Pray Away. Courtesy of Tribeca.

Things are lightened by the story of Julie Rodgers (who we meet preparing to marry her female partner), a younger former leader in the movement, who talks about the sense of community and comfort many found in these groups. Friendships formed with other LGBT youth in the midst of “ex-gay” conventions giving the first glimpse of hope.

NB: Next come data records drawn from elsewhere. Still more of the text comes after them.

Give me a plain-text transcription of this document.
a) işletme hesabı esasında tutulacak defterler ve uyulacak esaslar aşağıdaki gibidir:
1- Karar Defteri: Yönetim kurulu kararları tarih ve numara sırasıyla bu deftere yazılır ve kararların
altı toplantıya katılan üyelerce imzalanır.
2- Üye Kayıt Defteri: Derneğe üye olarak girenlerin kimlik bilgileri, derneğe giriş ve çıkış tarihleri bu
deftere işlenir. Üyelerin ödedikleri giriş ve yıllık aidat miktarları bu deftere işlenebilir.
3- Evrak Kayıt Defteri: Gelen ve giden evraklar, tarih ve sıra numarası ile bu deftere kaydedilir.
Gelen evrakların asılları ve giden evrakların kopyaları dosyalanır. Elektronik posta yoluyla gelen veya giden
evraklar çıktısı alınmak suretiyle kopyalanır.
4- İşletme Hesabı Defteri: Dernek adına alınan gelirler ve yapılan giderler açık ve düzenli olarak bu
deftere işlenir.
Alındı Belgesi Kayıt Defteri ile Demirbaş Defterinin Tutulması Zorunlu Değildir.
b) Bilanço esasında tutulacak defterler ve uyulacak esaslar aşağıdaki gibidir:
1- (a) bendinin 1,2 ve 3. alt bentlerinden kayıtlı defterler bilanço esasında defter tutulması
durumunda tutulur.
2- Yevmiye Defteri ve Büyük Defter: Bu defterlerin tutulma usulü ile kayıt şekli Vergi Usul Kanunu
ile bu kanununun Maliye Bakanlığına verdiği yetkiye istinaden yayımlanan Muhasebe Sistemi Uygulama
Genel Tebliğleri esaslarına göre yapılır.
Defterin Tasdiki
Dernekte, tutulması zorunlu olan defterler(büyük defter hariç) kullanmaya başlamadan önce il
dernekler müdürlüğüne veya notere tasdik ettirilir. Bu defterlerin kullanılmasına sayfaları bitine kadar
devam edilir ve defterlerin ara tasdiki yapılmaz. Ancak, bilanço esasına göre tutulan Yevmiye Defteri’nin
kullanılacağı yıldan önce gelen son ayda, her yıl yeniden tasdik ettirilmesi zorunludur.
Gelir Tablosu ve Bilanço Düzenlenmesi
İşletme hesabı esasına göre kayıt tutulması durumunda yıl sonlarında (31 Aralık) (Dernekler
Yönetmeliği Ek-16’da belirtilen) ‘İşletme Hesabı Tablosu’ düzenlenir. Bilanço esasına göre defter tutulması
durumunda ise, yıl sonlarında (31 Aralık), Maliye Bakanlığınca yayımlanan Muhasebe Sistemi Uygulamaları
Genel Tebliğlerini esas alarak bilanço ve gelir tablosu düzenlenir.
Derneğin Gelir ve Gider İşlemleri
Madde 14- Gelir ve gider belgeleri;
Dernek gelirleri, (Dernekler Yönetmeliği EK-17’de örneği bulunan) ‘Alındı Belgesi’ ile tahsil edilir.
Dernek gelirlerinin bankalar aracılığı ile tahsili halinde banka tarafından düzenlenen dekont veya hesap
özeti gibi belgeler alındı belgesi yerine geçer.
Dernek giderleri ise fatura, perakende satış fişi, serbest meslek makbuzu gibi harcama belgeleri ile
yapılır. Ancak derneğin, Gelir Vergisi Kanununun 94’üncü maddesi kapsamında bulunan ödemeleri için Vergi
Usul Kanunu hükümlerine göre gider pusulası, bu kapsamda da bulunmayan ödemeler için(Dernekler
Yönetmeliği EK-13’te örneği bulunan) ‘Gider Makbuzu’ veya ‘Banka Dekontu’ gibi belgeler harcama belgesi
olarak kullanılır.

It’s a brain-twisting development in the murky history of this movement. You can see a snippet of her story on Pray Away’s Facebook page.

Director Kristine Stolakis has taken on this heated topic with a remarkably calm and non-judgemental approach. This is a sober documentary that doesn’t need to actively push your buttons too hard. A desire for atonement rings out from many of the interview subjects and since watching it I have been struggling to reconcile myself to the idea that any of them deserve it. 

Pray Away. Courtesy of Tribeca.

I watched Pray Away two days ago and it’s taken that time for the haze of emotion to die down so I could at least try and write with some clarity. As someone raised in the evangelical church, Pray Away enraged and disheartened me, it awoke resentment in me, it made me want to scream at people of faith. Maybe I should have known when the words Blumhouse appeared in the credits – this is a horror film and it happens to be 100% real. To Stolakis’s credit she has taken the black and white issue of “reparative therapy” (which is undeniably reprehensible) and introduced a degree of grey with these personal stories. Can they, should they be “forgiven”? Is this the LGBTQ+ community’s version of “love the sinner, hate the sin”? 

Pray Away opens and closes with Jeffrey McCall, a self-described “formerly transgender” person who works to free people from the “bondage” of their LGBTQ lives. It is striking that there is no malice or ill-will in his eyes, only a misguided belief that he is doing the right thing. And that’s the most frightening thing of all.

By Chad Armstrong

Pray Away opens in theaters on Friday July 30th in New York City at the IFC Center with Q&As following 5:10pm screenings on July 30th and 31st. Debuts globally on Netflix on Tuesday August 3rd.

Pray Away was featured in the Awards Competition of the postponed Tribeca Film Festival 2020.